BATCHELDER, P. J., BAIRD, J., CONCURS
WHITMORE, J., CONCURS IN PART AND DISSENTS IN PART, SAYING:
I disagree with the majority's interpretation of what constitutes the "record of the sentencing hearing." Today's holding suggests that a trial court can make findings and give its reasons for sentences solely in the journal entry; that the journal entry can be an after-the-fact creation of findings and reasons not stated from the bench at the time of sentencing. See State v. Moore (Apr. 19, 2000), Summit App. No. 19544, unreported, at 12-13, and State v. Gerber (Dec. 22, 1999), Wayne App. No. 99CA0018, unreported, at 11-12 (wherein the sentencing journal entry contained the statutory findings and reasons to support the imposition of maximum and consecutive sentences.) Thus, the majority, as well as the decisions in Moore and Gerber, imply that this Court may affirm a sentence where the sentencing hearing is silent on both the findings and the reasons for imposing maximum and consecutive sentences, so long as the journal entry itself contains the requisite findings and reasons. Because I believe Edmonson requires both the findings and reasons to be stated on the record at the sentencing hearing, I would overrule Moore and Gerber and respectfully dissent in part in this case.
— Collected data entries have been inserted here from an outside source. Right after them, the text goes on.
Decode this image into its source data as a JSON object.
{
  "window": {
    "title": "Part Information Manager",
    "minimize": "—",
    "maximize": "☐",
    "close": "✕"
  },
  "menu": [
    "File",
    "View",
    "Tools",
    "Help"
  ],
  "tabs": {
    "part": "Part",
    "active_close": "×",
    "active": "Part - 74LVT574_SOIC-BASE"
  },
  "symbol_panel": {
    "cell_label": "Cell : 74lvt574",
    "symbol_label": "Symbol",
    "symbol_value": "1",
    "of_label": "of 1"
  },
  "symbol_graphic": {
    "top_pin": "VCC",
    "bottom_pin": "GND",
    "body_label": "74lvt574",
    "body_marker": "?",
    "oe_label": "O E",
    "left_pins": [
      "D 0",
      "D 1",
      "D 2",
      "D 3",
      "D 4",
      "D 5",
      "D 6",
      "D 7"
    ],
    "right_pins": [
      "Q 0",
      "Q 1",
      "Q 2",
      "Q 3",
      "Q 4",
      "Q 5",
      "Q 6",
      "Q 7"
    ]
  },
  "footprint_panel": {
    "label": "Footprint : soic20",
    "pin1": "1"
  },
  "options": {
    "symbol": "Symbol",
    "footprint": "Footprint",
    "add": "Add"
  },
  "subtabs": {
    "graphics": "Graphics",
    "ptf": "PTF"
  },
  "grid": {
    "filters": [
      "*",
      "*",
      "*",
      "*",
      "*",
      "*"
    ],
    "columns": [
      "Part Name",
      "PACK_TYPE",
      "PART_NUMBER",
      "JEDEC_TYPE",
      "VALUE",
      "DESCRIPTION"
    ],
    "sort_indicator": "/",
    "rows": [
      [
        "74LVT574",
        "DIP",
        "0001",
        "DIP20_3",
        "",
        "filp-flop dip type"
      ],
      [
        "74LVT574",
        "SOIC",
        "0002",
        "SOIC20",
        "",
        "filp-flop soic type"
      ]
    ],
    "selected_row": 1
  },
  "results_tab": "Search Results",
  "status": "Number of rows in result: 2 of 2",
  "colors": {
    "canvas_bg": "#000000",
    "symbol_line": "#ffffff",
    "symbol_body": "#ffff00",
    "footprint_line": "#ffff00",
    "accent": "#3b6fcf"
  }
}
A procedure which permits after-the-fact journalization of findings and reasons not stated in open court at the time of sentencing is bad policy. It also ignores the lessons of Edmonson. The Ohio Supreme Court observed that the "record of the sentencing must reflect" the findings of the trial court. Edmonson, at 326. The court compared its rationale to language in other sentencing statutes:
The phraseology in R.C.
2953.08 (A)(2), for example, supports the view that the statutory purpose is fulfilled when a court notes that it has considered the statutory criteria and specifies which of the given bases warrants its decision to vary from the preferred minimum sentence. It reads that a defendant may appeal as a matter of right if "the court did not specify at sentencing that it found one or more factors." And likewise, the text of R.C.2953.08 (G)(1)(b) ratifies the view that in enacting the new sentencing laws, the General Assembly only sought to confirm that courts considered the statutory requirements by stating that a defendant may obtain certain relief if "the court did not specify in the finding it makes at sentencing that it found one or more of the factors specified."(Emphasis added.) Id. at 326-327. The majority fails to appreciate the importance of the Edmonson language which stresses information should be placed on the record at sentencing, not reconstructed later in a journal entry. Moreover, requiring findings and reasons to be set forth at the sentencing hearing imposes no additional burden on appellate courts because R.C.
2953.08 (F) obligates the court to review the entire record in any event. See id. I believe, therefore, that Edmonson requires a trial court to make the findings and give its reasons for imposing a sentence at the sentencing hearing.
In the past, this Court has focused on the content of the transcript of the sentencing hearing. See State v. Harper (Apr. 5, 2000), Summit App. No. 19605, unreported, at 4 (wherein the same members of this panel remanded the case for re-sentencing because the transcript of the sentencing hearing did not reflect that the trial court engaged in the necessary analysis of whether the consecutive sentences were disproportionate to the seriousness of the offender's conduct.) Furthermore, this Court once expressly stated that "prior to imposing consecutive sentences under R.C.